Una domanda di: Adina
Sono di nuovo in cerca del suo aiuto… Prima della gravidanza soffrivo parecchio durante le mestruazioni, forti
dolori, nausea, mal di testa e così via. Dopo il parto, grazie a Dio, ho solo qualche piccolo fastidio i primi giorni, però sto avendo forti dolori al basso ventre fino ai reni durante il periodo fertile soprattutto in ovulazione (circa 4 giorni): è normale? Non so come gestirla!
La ringrazio anticipatamente per un’eventuale risposta! Cordiali saluti.

Claudio Ivan Brambilla
Claudio Ivan Brambilla

Cara signora,
mi viene il dubbio che lei abbia una soglia del dolore molto bassa e che per questo lei avverta tutto il fastidio che descrive: questa ipotesi nasce dal
fatto che lei parla di 4 giorni di dolore. In realtà il giorno dell’ovulazione è uno solo, dura proprio circa 24 ore, mentre è vero che il periodo fertile occupa un arco di tempo di circa sei giorni, ovvero include i cinque giorni che precedono l’ovulazione e il giorno dell’ovulazione stesso (che è l’unico in cui si può concepire). Ma ripeto è solo un dubbio,
perché di fatto esiste la sindrome dell’ovulazione dolorosa che si esprime con sintomi che vanno da lievi fitte a fastidio intenso unilaterale, quindi o a destra o a sinistra, a seconda di quale sia l’ovaia che sta rilasciando l’ovocita. Il punto è, però, che i sintomi, leggeri o intensi che siano, si protraggono generalmente per qualche ora, solo nei casi più gravi per un massimo di 48 ore (non per 4 giorni!). Comunque, nel caso in cui i sintomi siano limitati nel tempo e tutto sommato non così forti da richiedere l’assunzione di un antidolorifico non rappresentano nulla di significativo dal punto di vista medico, non hanno alcuna conseguenza e la maggior parte delle donne si abitua a conviverci senza darvi troppo peso. Per contro un dolore così intenso e prolungato come lei lo descrive, rende necessario un controllo ginecologico “in presenza” per escludere un’infiammazione locale o altri problemi: difficilmente dipende infatti solo ed esclusivamente dall’ovulazione, ma può sottendere la presenza di qualcosa che non va che deve essere individuato.

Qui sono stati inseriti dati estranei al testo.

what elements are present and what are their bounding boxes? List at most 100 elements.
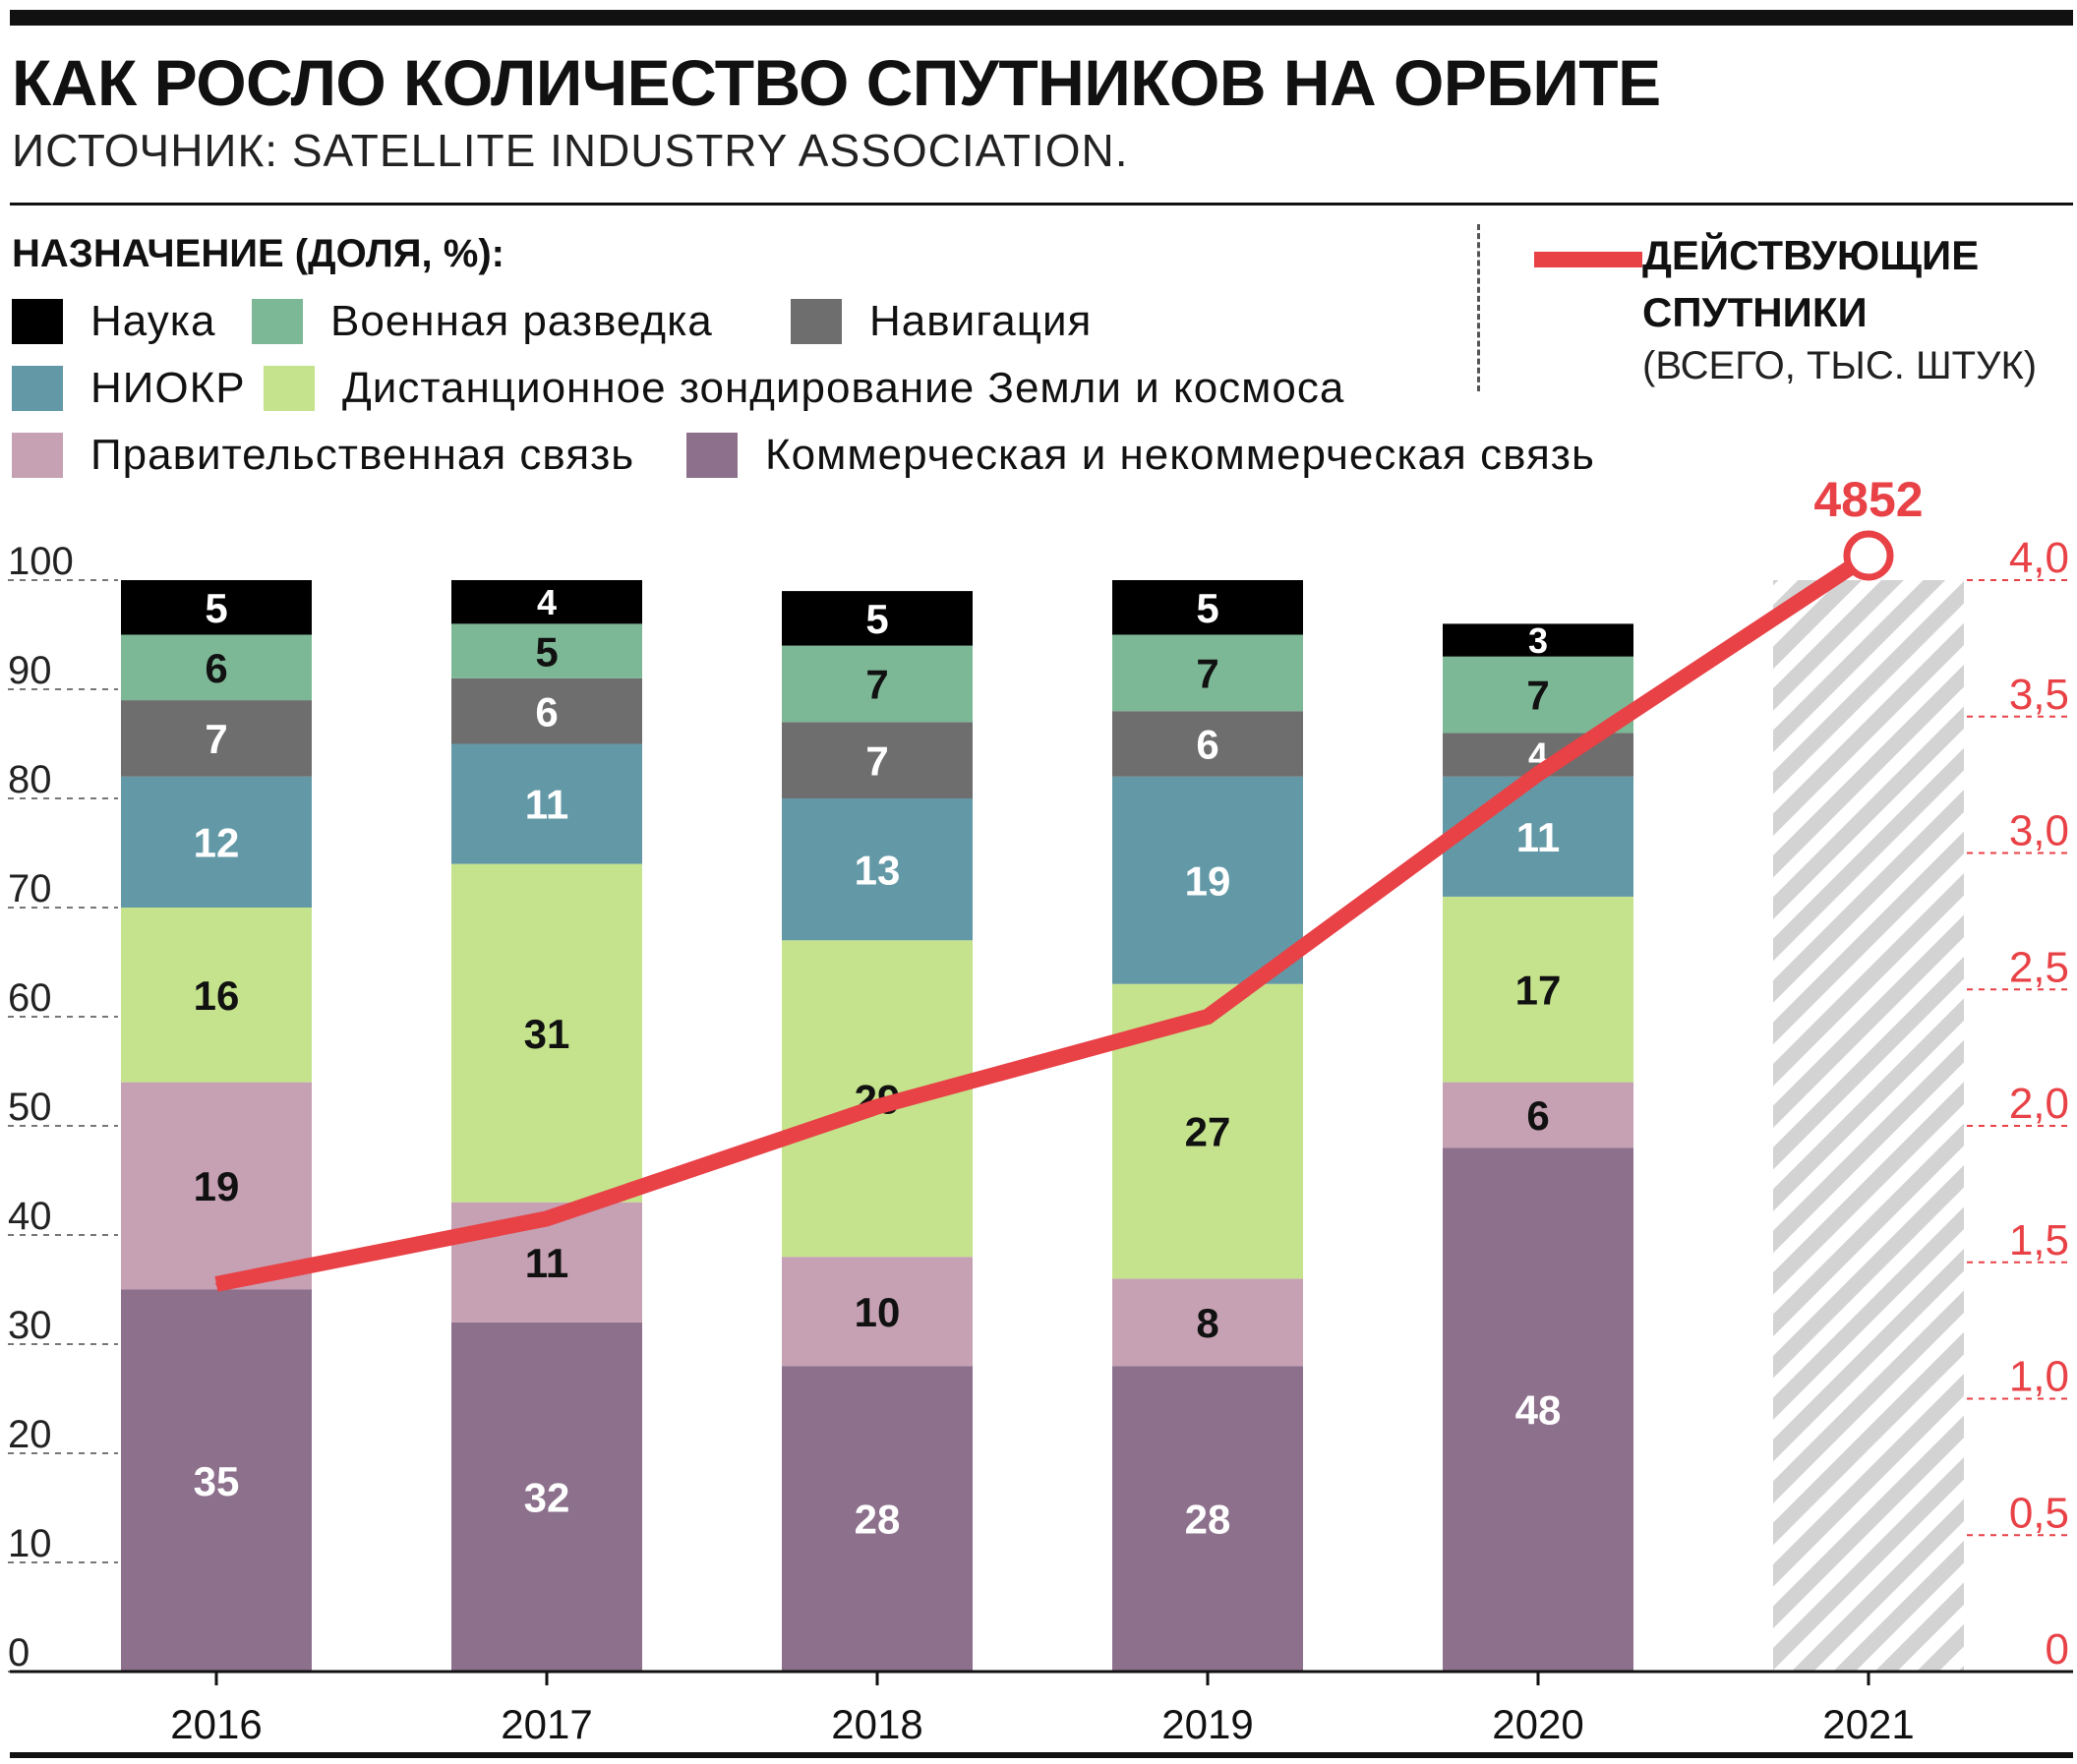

Una volta appurato o esclusa grazie alla visita e all’ecografia la causa che si va ricercando, per esempio di un’infiammazione pelvica, ci si può
limitare a controllare il dolore con i comuni antidolorifici usati anche in caso di mestruazioni dolorose. A volte, per arginarli, il medico suggerisce di assumere la pillola contraccettiva. Altro non riesco a dirle, il mio consiglio è di non attendere oltre per sottoporsi a una valutazione specialistica allo scopo o di affrontare un’eventuale cura (in base a quanto dovesse emerge) oppure, nel caso in cui non ci fosse nulla, di smettere di preoccuparsi. Mi faccia sapere. Con cordialità.